I received my first call to a church less than a month after my 25th birthday. The church wanted a young pastor, guess what? They go one! This meant, however, that the first decade of ministry was spent with the expression from others, “You’re so YOUNG!”
I didn’t have a response to this. It’s like when you’re 9 billion months pregnant and someone says, “You haven’t had that baby yet?” You want to retort “does it LOOK like I’ve had the baby yet?!?!?” (and expletives also filled my head).
“You’re so young.” Yes. Yes, I am. I am an amazing accomplished young adult. I grew up and have gotten along better with adults than people my own age since I was 8. I was called an “old soul”. Life circumstances made me “wiser beyond my years”. At 25 I had been living as a self sufficient human being for more years than should be acceptable.
However, saying that because tiresome and downright rude, so I thought about it.
“You’re so young!” a person would say, “Oh, you’re just jealous!” I would say in a flirty but authoritative way that said, stop projecting your assumptions onto my age and judge me on my merits, also, I’m fun!
Yesterday my boyfriend and I went to see the movie, Don’t Think Twice. It’s about an Improv group who has been together and they’re all trying to advance their careers, it’s a movie about being not-so-young anymore and wondering what the meaning of “success” is.
After, as we drank Sangria and ate Tapas we discussed this ying and yang of jealousy and competitiveness. There are some people made for a certain thing. In this instance one of the characters “made it” on to the Saturday Night Live type show. He was a showman, he was good with the scripted but not as good as some of the others with improv. However, he had “made it” and the others hadn’t.
Earlier that day, I was going through my mail at work. There was a large catalog for church books, which of course I was pouring through. A couple pages in, side by side, were two books my best friend’s from Seminary had written.
In seminary the three of us were besties from the first year. Faith, like mindedness, snark, and a limited number of outlets in the classroom brought us together. (literally, we fought over the one accessible plug, three of us for two plugs and yes, we did get an extension chord).
As I look back on that time I think about Paul in his Letter to the Romans:
We have gifts that differ according to the grace given to us: prophecy, in proportion to faith; ministry, in ministering; the teacher, in teaching; the exhorter, in exhortation; the giver, in generosity; the leader, in diligence; the compassionate, in cheerfulness. -Romans 12:6-8
I was not jealous of my friends, I loved them and love them still. I want good things for them. I was them to succeed and be happy each according to their own gifts.
I do not say this to be pretentious. I have certainly been jealous of things my friends have done, but that jealousy comes from seeing that they carved out the time, or they made certain things bigger priorities than I did.
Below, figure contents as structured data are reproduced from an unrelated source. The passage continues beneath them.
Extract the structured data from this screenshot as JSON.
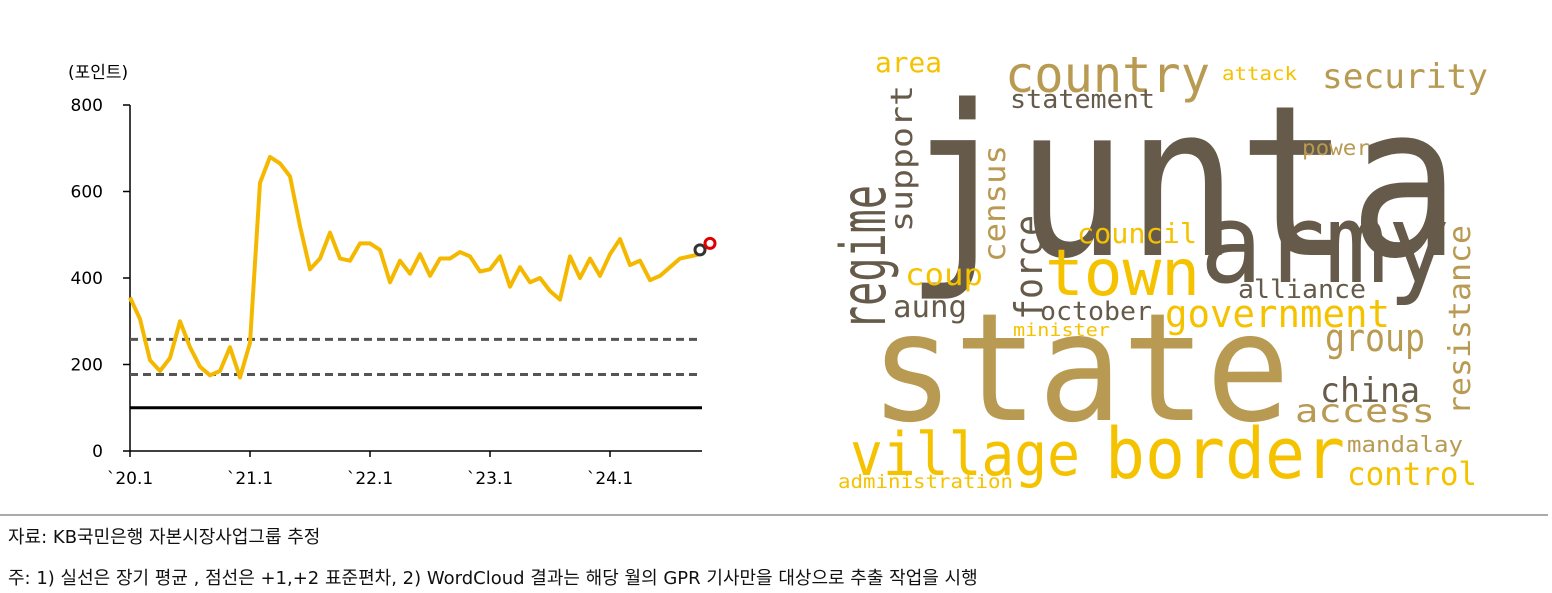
{
  "chart_data": [
    {
      "type": "line",
      "y_label": "(포인트)",
      "categories": [
        "`20.1",
        null,
        null,
        null,
        null,
        null,
        null,
        null,
        null,
        null,
        null,
        null,
        "`21.1",
        null,
        null,
        null,
        null,
        null,
        null,
        null,
        null,
        null,
        null,
        null,
        "`22.1",
        null,
        null,
        null,
        null,
        null,
        null,
        null,
        null,
        null,
        null,
        null,
        "`23.1",
        null,
        null,
        null,
        null,
        null,
        null,
        null,
        null,
        null,
        null,
        null,
        "`24.1",
        null,
        null,
        null,
        null,
        null,
        null,
        null,
        null,
        null,
        null
      ],
      "series": [
        {
          "color": "#f5b800",
          "values": [
            355,
            305,
            210,
            185,
            215,
            300,
            240,
            195,
            175,
            185,
            240,
            170,
            250,
            620,
            680,
            665,
            635,
            520,
            420,
            445,
            505,
            445,
            440,
            480,
            480,
            465,
            390,
            440,
            410,
            455,
            405,
            445,
            445,
            460,
            450,
            415,
            420,
            450,
            380,
            425,
            390,
            400,
            370,
            350,
            450,
            400,
            445,
            405,
            455,
            490,
            430,
            440,
            395,
            405,
            425,
            445,
            450,
            455,
            null
          ]
        },
        {
          "color": "#333333",
          "marker": "circle",
          "values": [
            null,
            null,
            null,
            null,
            null,
            null,
            null,
            null,
            null,
            null,
            null,
            null,
            null,
            null,
            null,
            null,
            null,
            null,
            null,
            null,
            null,
            null,
            null,
            null,
            null,
            null,
            null,
            null,
            null,
            null,
            null,
            null,
            null,
            null,
            null,
            null,
            null,
            null,
            null,
            null,
            null,
            null,
            null,
            null,
            null,
            null,
            null,
            null,
            null,
            null,
            null,
            null,
            null,
            null,
            null,
            null,
            null,
            465,
            null
          ]
        },
        {
          "color": "#e00000",
          "marker": "circle",
          "values": [
            null,
            null,
            null,
            null,
            null,
            null,
            null,
            null,
            null,
            null,
            null,
            null,
            null,
            null,
            null,
            null,
            null,
            null,
            null,
            null,
            null,
            null,
            null,
            null,
            null,
            null,
            null,
            null,
            null,
            null,
            null,
            null,
            null,
            null,
            null,
            null,
            null,
            null,
            null,
            null,
            null,
            null,
            null,
            null,
            null,
            null,
            null,
            null,
            null,
            null,
            null,
            null,
            null,
            null,
            null,
            null,
            null,
            null,
            480
          ]
        }
      ],
      "reference_lines": [
        {
          "value": 100,
          "style": "solid",
          "color": "#000000"
        },
        {
          "value": 258,
          "style": "dashed",
          "color": "#555555"
        },
        {
          "value": 177,
          "style": "dashed",
          "color": "#555555"
        }
      ],
      "ylim": [
        0,
        800
      ],
      "yticks": [
        0,
        200,
        400,
        600,
        800
      ],
      "grid": false
    },
    {
      "type": "wordcloud",
      "words": [
        {
          "text": "junta",
          "color": "#665b4a"
        },
        {
          "text": "army",
          "color": "#665b4a"
        },
        {
          "text": "state",
          "color": "#b89a52"
        },
        {
          "text": "village",
          "color": "#f5c200"
        },
        {
          "text": "border",
          "color": "#f5c200"
        },
        {
          "text": "town",
          "color": "#f5c200"
        },
        {
          "text": "country",
          "color": "#b89a52"
        },
        {
          "text": "security",
          "color": "#b89a52"
        },
        {
          "text": "area",
          "color": "#f5c200"
        },
        {
          "text": "attack",
          "color": "#f5c200"
        },
        {
          "text": "statement",
          "color": "#665b4a"
        },
        {
          "text": "power",
          "color": "#b89a52"
        },
        {
          "text": "council",
          "color": "#f5c200"
        },
        {
          "text": "coup",
          "color": "#f5c200"
        },
        {
          "text": "aung",
          "color": "#665b4a"
        },
        {
          "text": "october",
          "color": "#665b4a"
        },
        {
          "text": "minister",
          "color": "#f5c200"
        },
        {
          "text": "alliance",
          "color": "#665b4a"
        },
        {
          "text": "government",
          "color": "#f5c200"
        },
        {
          "text": "group",
          "color": "#b89a52"
        },
        {
          "text": "china",
          "color": "#665b4a"
        },
        {
          "text": "access",
          "color": "#b89a52"
        },
        {
          "text": "mandalay",
          "color": "#b89a52"
        },
        {
          "text": "control",
          "color": "#f5c200"
        },
        {
          "text": "administration",
          "color": "#f5c200"
        },
        {
          "text": "regime",
          "color": "#665b4a"
        },
        {
          "text": "support",
          "color": "#665b4a"
        },
        {
          "text": "census",
          "color": "#b89a52"
        },
        {
          "text": "force",
          "color": "#665b4a"
        },
        {
          "text": "resistance",
          "color": "#b89a52"
        }
      ]
    }
  ],
  "notes": {
    "source": "자료: KB국민은행 자본시장사업그룹 추정",
    "note": "주: 1) 실선은 장기 평균 , 점선은 +1,+2 표준편차, 2) WordCloud 결과는 해당 월의 GPR 기사만을 대상으로 추출 작업을 시행"
  }
}
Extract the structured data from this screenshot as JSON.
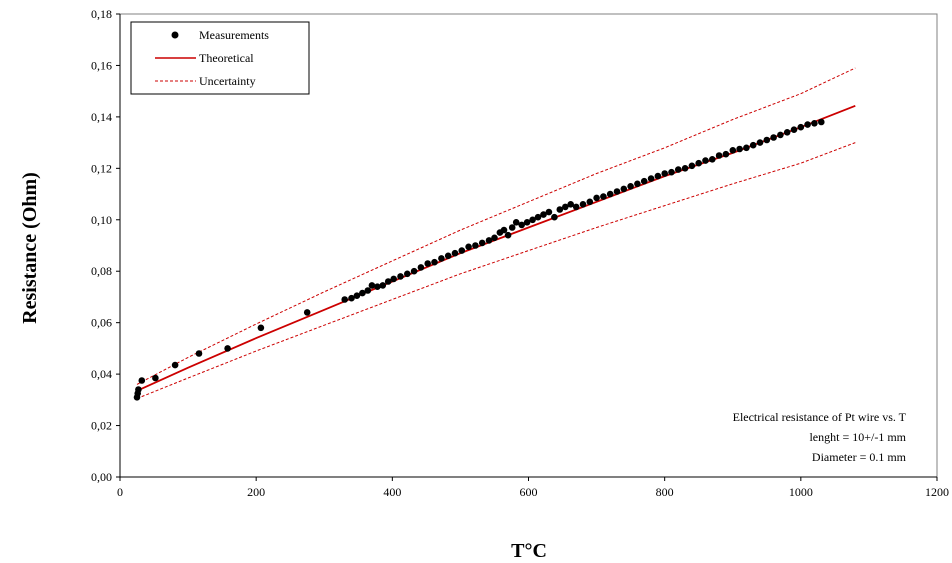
{
  "chart_data": {
    "type": "scatter",
    "xlabel": "T°C",
    "ylabel": "Resistance (Ohm)",
    "xlim": [
      0,
      1200
    ],
    "ylim": [
      0,
      0.18
    ],
    "xticks": [
      0,
      200,
      400,
      600,
      800,
      1000,
      1200
    ],
    "xtick_labels": [
      "0",
      "200",
      "400",
      "600",
      "800",
      "1000",
      "1200"
    ],
    "yticks": [
      0,
      0.02,
      0.04,
      0.06,
      0.08,
      0.1,
      0.12,
      0.14,
      0.16,
      0.18
    ],
    "ytick_labels": [
      "0,00",
      "0,02",
      "0,04",
      "0,06",
      "0,08",
      "0,10",
      "0,12",
      "0,14",
      "0,16",
      "0,18"
    ],
    "grid": false,
    "legend_position": "top-left",
    "annotation": [
      "Electrical resistance of Pt wire vs. T",
      "lenght = 10+/-1 mm",
      "Diameter = 0.1 mm"
    ],
    "colors": {
      "measurements": "#000000",
      "theoretical": "#cc0000",
      "uncertainty": "#cc0000"
    },
    "series": [
      {
        "name": "Measurements",
        "style": "markers",
        "points": [
          [
            25,
            0.031
          ],
          [
            26,
            0.0325
          ],
          [
            27,
            0.034
          ],
          [
            32,
            0.0375
          ],
          [
            52,
            0.0385
          ],
          [
            81,
            0.0435
          ],
          [
            116,
            0.048
          ],
          [
            158,
            0.05
          ],
          [
            207,
            0.058
          ],
          [
            275,
            0.064
          ],
          [
            330,
            0.069
          ],
          [
            340,
            0.0695
          ],
          [
            348,
            0.0705
          ],
          [
            356,
            0.0715
          ],
          [
            364,
            0.0725
          ],
          [
            370,
            0.0745
          ],
          [
            378,
            0.074
          ],
          [
            386,
            0.0745
          ],
          [
            394,
            0.076
          ],
          [
            402,
            0.077
          ],
          [
            412,
            0.078
          ],
          [
            422,
            0.079
          ],
          [
            432,
            0.08
          ],
          [
            442,
            0.0815
          ],
          [
            452,
            0.083
          ],
          [
            462,
            0.0835
          ],
          [
            472,
            0.085
          ],
          [
            482,
            0.086
          ],
          [
            492,
            0.087
          ],
          [
            502,
            0.088
          ],
          [
            512,
            0.0895
          ],
          [
            522,
            0.09
          ],
          [
            532,
            0.091
          ],
          [
            542,
            0.092
          ],
          [
            550,
            0.093
          ],
          [
            558,
            0.095
          ],
          [
            564,
            0.096
          ],
          [
            570,
            0.094
          ],
          [
            576,
            0.097
          ],
          [
            582,
            0.099
          ],
          [
            590,
            0.098
          ],
          [
            598,
            0.099
          ],
          [
            606,
            0.1
          ],
          [
            614,
            0.101
          ],
          [
            622,
            0.102
          ],
          [
            630,
            0.103
          ],
          [
            638,
            0.101
          ],
          [
            646,
            0.104
          ],
          [
            654,
            0.105
          ],
          [
            662,
            0.106
          ],
          [
            670,
            0.105
          ],
          [
            680,
            0.106
          ],
          [
            690,
            0.107
          ],
          [
            700,
            0.1085
          ],
          [
            710,
            0.109
          ],
          [
            720,
            0.11
          ],
          [
            730,
            0.111
          ],
          [
            740,
            0.112
          ],
          [
            750,
            0.113
          ],
          [
            760,
            0.114
          ],
          [
            770,
            0.115
          ],
          [
            780,
            0.116
          ],
          [
            790,
            0.117
          ],
          [
            800,
            0.118
          ],
          [
            810,
            0.1185
          ],
          [
            820,
            0.1195
          ],
          [
            830,
            0.12
          ],
          [
            840,
            0.121
          ],
          [
            850,
            0.122
          ],
          [
            860,
            0.123
          ],
          [
            870,
            0.1235
          ],
          [
            880,
            0.125
          ],
          [
            890,
            0.1255
          ],
          [
            900,
            0.127
          ],
          [
            910,
            0.1275
          ],
          [
            920,
            0.128
          ],
          [
            930,
            0.129
          ],
          [
            940,
            0.13
          ],
          [
            950,
            0.131
          ],
          [
            960,
            0.132
          ],
          [
            970,
            0.133
          ],
          [
            980,
            0.134
          ],
          [
            990,
            0.135
          ],
          [
            1000,
            0.136
          ],
          [
            1010,
            0.137
          ],
          [
            1020,
            0.1375
          ],
          [
            1030,
            0.138
          ]
        ]
      },
      {
        "name": "Theoretical",
        "style": "solid-line",
        "points": [
          [
            25,
            0.0335
          ],
          [
            100,
            0.0425
          ],
          [
            200,
            0.054
          ],
          [
            300,
            0.065
          ],
          [
            400,
            0.076
          ],
          [
            500,
            0.087
          ],
          [
            600,
            0.097
          ],
          [
            700,
            0.107
          ],
          [
            800,
            0.117
          ],
          [
            900,
            0.126
          ],
          [
            1000,
            0.136
          ],
          [
            1080,
            0.1443
          ]
        ]
      },
      {
        "name": "Uncertainty",
        "style": "dashed-line",
        "points": [
          [
            25,
            0.036
          ],
          [
            100,
            0.0465
          ],
          [
            200,
            0.0595
          ],
          [
            300,
            0.072
          ],
          [
            400,
            0.084
          ],
          [
            500,
            0.096
          ],
          [
            600,
            0.107
          ],
          [
            700,
            0.118
          ],
          [
            800,
            0.128
          ],
          [
            900,
            0.139
          ],
          [
            1000,
            0.149
          ],
          [
            1080,
            0.159
          ]
        ]
      },
      {
        "name": "Uncertainty (lower)",
        "style": "dashed-line",
        "points": [
          [
            25,
            0.0305
          ],
          [
            100,
            0.0385
          ],
          [
            200,
            0.049
          ],
          [
            300,
            0.059
          ],
          [
            400,
            0.069
          ],
          [
            500,
            0.079
          ],
          [
            600,
            0.088
          ],
          [
            700,
            0.097
          ],
          [
            800,
            0.1055
          ],
          [
            900,
            0.114
          ],
          [
            1000,
            0.122
          ],
          [
            1080,
            0.13
          ]
        ]
      }
    ]
  }
}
For instance, I am jealous of people who play the guitar, but I am smart enough to know that if I put the time and effort into learning to do so, I would. (side note: this type of jealousy excludes things we have little to no control over such as pregnancy).
They have done great things, but so I have. Each in our own way, according to our gifts.
I don’t get jealous easily but when you turn to competitiveness, I become enslaved. Jealousy has to do with having something someone else wants. I guess life has taught me that nothing comes easy for anyone, and if it does come easy than there are issues with that (entitlement, for instance). There’s always a catch.
Competition is different. Maybe it’s because I don’t go after something unless I really want it. Competitiveness hits me at my core. It’s personal. Why would someone want them, when they could have me?
Yes, I am this egotistical.
When my “Kool Kids” (yes, this is what we called ourselves, and specifically made the ironic “k”) respective books came out I was proud of them, I also felt this pull of jealousy/competition, (what had I done with my time since Seminary? should I be writing a book? Is that what I’m supposed to be doing?) It was about me, not them.
There is a scene in the movie (which I am going to get wrong) where one of the characters tells the mopey “why wasn’t it me” guy that he should stop looking to the one who “made it” work on his own strengths instead of relying on his friend to get hima ticket on the success train.
This was a blip of a scene in the movie, but very poignant.
If you’re jealous of the people you are in competition with, then spend that energy focusing on yourself. What’s the saying? If the grass is greener on the other side of the fence, then water your own grass.
No one’s marriage is perfect. No one’s got it all figured out. If you want something, go for it and if you don’t get it or it doesn’t work out, reflect, regroup, and redirect your attention. (yeah, I totally just came up with that! See I’m awesome!)